CISC ist im Bereich Mikroelektronik tätig. Können Sie kurz erklären, was genau Ihr Unternehmen macht?

Wir beschäftigen uns mit Kommunikation – also damit, wie Daten übertragen werden: Wie schnell? Wie sicher? Wie zuverlässig? Unsere Technologien kommen auf verschiedenen Ebenen zum Einsatz – von der Kommunikation innerhalb eines Mikrochips bis hin zur Integration in komplexe Anwendungen. Dabei arbeiten wir eng mit unseren Kund:innen zusammen, um Kommunikationseinheiten optimal in Chips zu integrieren, zu verifizieren und in Anwendungen umzusetzen.

 

Ihre Lösungen kommen also auch in Industrieunternehmen zum Einsatz?

Absolut. Unsere vier Geschäftsbereiche stehen in engem Austausch mit Industrieunternehmen. Gemeinsam entwickeln wir neue Technologien und bringen sie in die Praxis. Mit unseren Testsystemen helfen wir beispielsweise, Produkte in der Produktion schneller und mit höherer Qualität zu fertigen. Das verkürzt Produktionszeiten und erhöht die Effizienz.

 

Welche technologischen Entwicklungen sind derzeit die wichtigsten Treiber in der Industrie?

Künstliche Intelligenz wird eine zentrale Rolle spielen, um auf die steigenden Personalkosten zu reagieren. Automatisierung und Digitalisierung sind essenziell, um wettbewerbsfähig zu bleiben. Natürlich wird sich die Arbeit verändern – manche Jobs werden wegfallen, andere entstehen. Das erfordert neue Qualifikationen, aber auch ein starkes Weiterbildungsangebot. Wer hier mutig vorangeht, wird international bestehen können.

 

Die Industrie leidet seit drei Jahren unter einer Rezession. Wie geht es Ihrer Branche?

Man muss hier differenzieren. Natürlich gibt es Unternehmen, denen es weniger gut geht – wir selbst hatten auch Jahre, in denen wir unsere Ziele nicht ganz erreicht haben. Aber das ist jammern auf hohem Niveau. In Bereichen wie RFID oder NFC sehen wir Wachstumsraten von 12 bis 15 Prozent – da verdoppelt sich das Marktvolumen bis 2030. Gleichzeitig fallen andere Bereiche, etwa Steuergeräte für Verbrennungsmotoren, derzeit weg. Es ist ein durchwachsenes Bild, aber wir sehen insgesamt viele Chancen.

 

Wie sieht es mit dem Fachkräftemangel aus? Können Sie qualifiziertes Personal gewinnen?

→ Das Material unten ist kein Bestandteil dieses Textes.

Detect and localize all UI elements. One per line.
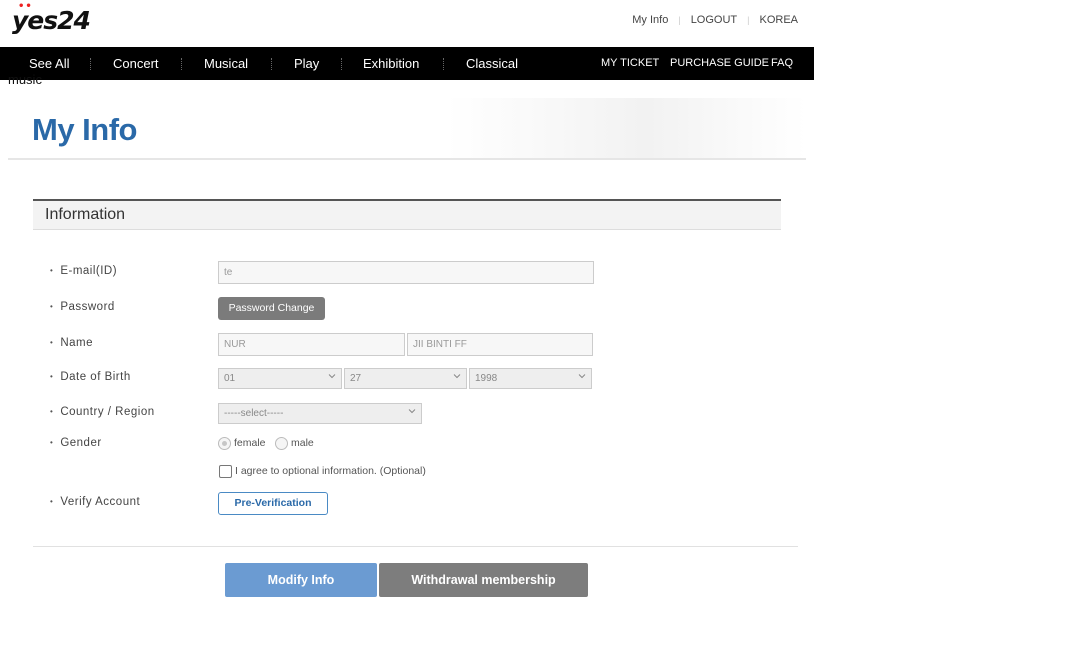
gender-label: Gender: [50, 437, 102, 449]
gender-female-radio[interactable]: [218, 437, 231, 450]
title-banner: My Info: [8, 98, 806, 160]
country-select[interactable]: -----select-----: [218, 403, 422, 424]
nav-separator: [90, 58, 91, 70]
birth-label: Date of Birth: [50, 371, 131, 383]
main-nav: See All Concert Musical Play Exhibition …: [0, 47, 814, 80]
country-select-value: -----select-----: [224, 408, 284, 419]
email-label: E-mail(ID): [50, 265, 117, 277]
nav-play[interactable]: Play: [294, 56, 319, 71]
logout-link[interactable]: LOGOUT: [691, 14, 737, 26]
last-name-field[interactable]: JII BINTI FF: [407, 333, 593, 356]
chevron-down-icon: [328, 372, 336, 380]
nav-musical[interactable]: Musical: [204, 56, 248, 71]
verify-label: Verify Account: [50, 496, 140, 508]
page-title: My Info: [32, 112, 138, 147]
nav-exhibition[interactable]: Exhibition: [363, 56, 419, 71]
nav-purchase-guide[interactable]: PURCHASE GUIDE: [670, 57, 769, 69]
pre-verification-button[interactable]: Pre-Verification: [218, 492, 328, 515]
form-divider: [33, 546, 798, 547]
modify-info-button[interactable]: Modify Info: [225, 563, 377, 597]
nav-faq[interactable]: FAQ: [771, 57, 793, 69]
gender-male-radio[interactable]: [275, 437, 288, 450]
birth-month-select[interactable]: 01: [218, 368, 342, 389]
my-info-link[interactable]: My Info: [632, 14, 668, 26]
chevron-down-icon: [408, 407, 416, 415]
section-title: Information: [45, 206, 126, 223]
nav-overflow-text[interactable]: music: [8, 72, 42, 87]
nav-my-ticket[interactable]: MY TICKET: [601, 57, 659, 69]
nav-classical[interactable]: Classical: [466, 56, 518, 71]
korea-link[interactable]: KOREA: [759, 14, 798, 26]
yes24-logo[interactable]: •• yes24: [12, 1, 91, 35]
birth-day-value: 27: [350, 373, 362, 384]
password-label: Password: [50, 301, 115, 313]
name-label: Name: [50, 337, 93, 349]
withdrawal-button[interactable]: Withdrawal membership: [379, 563, 588, 597]
gender-female-label: female: [234, 437, 266, 449]
util-separator: |: [747, 15, 750, 25]
birth-month-value: 01: [224, 373, 236, 384]
first-name-field[interactable]: NUR: [218, 333, 405, 356]
birth-year-value: 1998: [475, 373, 498, 384]
nav-separator: [443, 58, 444, 70]
country-label: Country / Region: [50, 406, 155, 418]
nav-separator: [181, 58, 182, 70]
util-separator: |: [678, 15, 681, 25]
nav-see-all[interactable]: See All: [29, 56, 69, 71]
password-change-button[interactable]: Password Change: [218, 297, 325, 320]
optional-info-checkbox[interactable]: [219, 465, 232, 478]
gender-male-label: male: [291, 437, 314, 449]
email-field[interactable]: te: [218, 261, 594, 284]
nav-separator: [271, 58, 272, 70]
section-header: Information: [33, 199, 781, 230]
birth-day-select[interactable]: 27: [344, 368, 467, 389]
chevron-down-icon: [453, 372, 461, 380]
nav-separator: [341, 58, 342, 70]
chevron-down-icon: [578, 372, 586, 380]
top-header: •• yes24 My Info | LOGOUT | KOREA: [0, 0, 814, 46]
logo-dots-icon: ••: [18, 1, 33, 12]
nav-concert[interactable]: Concert: [113, 56, 159, 71]
birth-year-select[interactable]: 1998: [469, 368, 592, 389]
utility-links: My Info | LOGOUT | KOREA: [632, 14, 798, 26]
optional-info-label: I agree to optional information. (Option…: [235, 465, 426, 477]
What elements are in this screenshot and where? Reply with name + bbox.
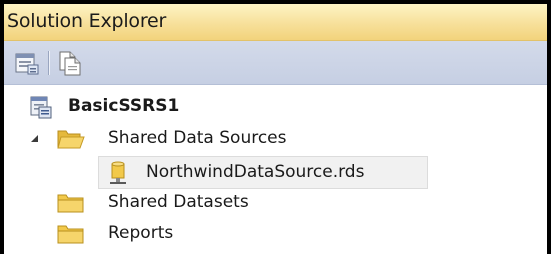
folder-open-icon	[57, 130, 85, 149]
expand-arrow-icon[interactable]	[30, 134, 40, 144]
shared-datasets-label: Shared Datasets	[108, 192, 249, 212]
tree-item-northwind-datasource[interactable]: NorthwindDataSource.rds	[98, 156, 428, 189]
solution-explorer-window: Solution Explorer BasicSSRS1 Shared Data…	[0, 0, 551, 254]
tree-item-project[interactable]: BasicSSRS1	[28, 92, 228, 122]
tree-item-reports[interactable]: Reports	[56, 219, 356, 249]
toolbar	[4, 41, 547, 85]
show-all-files-button[interactable]	[56, 50, 82, 76]
reports-label: Reports	[108, 223, 174, 243]
datasource-icon	[110, 161, 126, 184]
panel-title: Solution Explorer	[7, 10, 167, 32]
tree-item-shared-datasets[interactable]: Shared Datasets	[56, 188, 356, 218]
show-all-files-icon	[59, 51, 81, 76]
shared-data-sources-label: Shared Data Sources	[108, 128, 287, 148]
properties-button[interactable]	[14, 50, 40, 76]
datasource-label: NorthwindDataSource.rds	[146, 162, 365, 182]
toolbar-separator	[48, 51, 49, 75]
folder-icon	[57, 225, 84, 244]
tree-item-shared-data-sources[interactable]: Shared Data Sources	[26, 124, 356, 154]
title-bar[interactable]: Solution Explorer	[4, 4, 547, 41]
folder-icon	[57, 194, 84, 213]
project-icon	[30, 96, 52, 119]
project-label: BasicSSRS1	[68, 96, 180, 116]
properties-icon	[15, 53, 39, 75]
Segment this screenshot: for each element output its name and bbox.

Es gab Phasen, in denen es wirklich schwierig war, geeignete Leute zu finden. Derzeit hat sich die Lage etwas entspannt – auch weil es bei manchen Leitbetrieben Einsparungen gab. Wir haben aktuell offene Stellen und bekommen gute Bewerbungen. Aber klar ist auch: Wir brauchen hochqualifizierte Fachkräfte, vor allem in technologiegetriebenen Bereichen. Und der Bedarf wird eher steigen als sinken.

 

Wie beurteilen Sie die Ausbildungssituation in Kärnten in den Bereichen Technik und Digitalisierung?

Es gibt Potenzial zur Verbesserung, keine Frage. Aber es tut sich auch viel. Joanneum Research hat zwei Institute im Lakeside Park eröffnet, auch die Fraunhofer-Gesellschaft ist mittlerweile mit einem Institut vertreten. Das sind wichtige Schritte, die ich sehr begrüße.

 

Was braucht es politisch, damit Kärnten als Standort erfolgreich bleibt oder erfolgreicher wird?

Ich denke, wir sind auf einem guten Weg. Die Zusammenarbeit der zuständigen Landesrätinnen war in der Vergangenheit hervorragend. Es gibt personelle Veränderungen, aber ich sehe keinen Grund, warum diese gute Kooperation nicht fortgesetzt werden sollte. Kärnten hat sich in den letzten Jahren industriell weiterentwickelt. Das liegt auch daran, dass viele Akteur:innen engagiert daran arbeiten. Es gibt tolle Initiativen – etwa den autonom fahrenden Bus. Auch wenn er aktuell aus rechtlichen Gründen nur sehr langsam fahren darf, zeigt das doch, was technisch möglich ist. Wichtig ist, dass wir bestehende Rahmenbedingungen nutzen und uns nicht entmutigen lassen.

 

Sie sind seit vielen Jahren erfolgreich unternehmerisch tätig. Was macht aus Ihrer Sicht einen guten Manager aus?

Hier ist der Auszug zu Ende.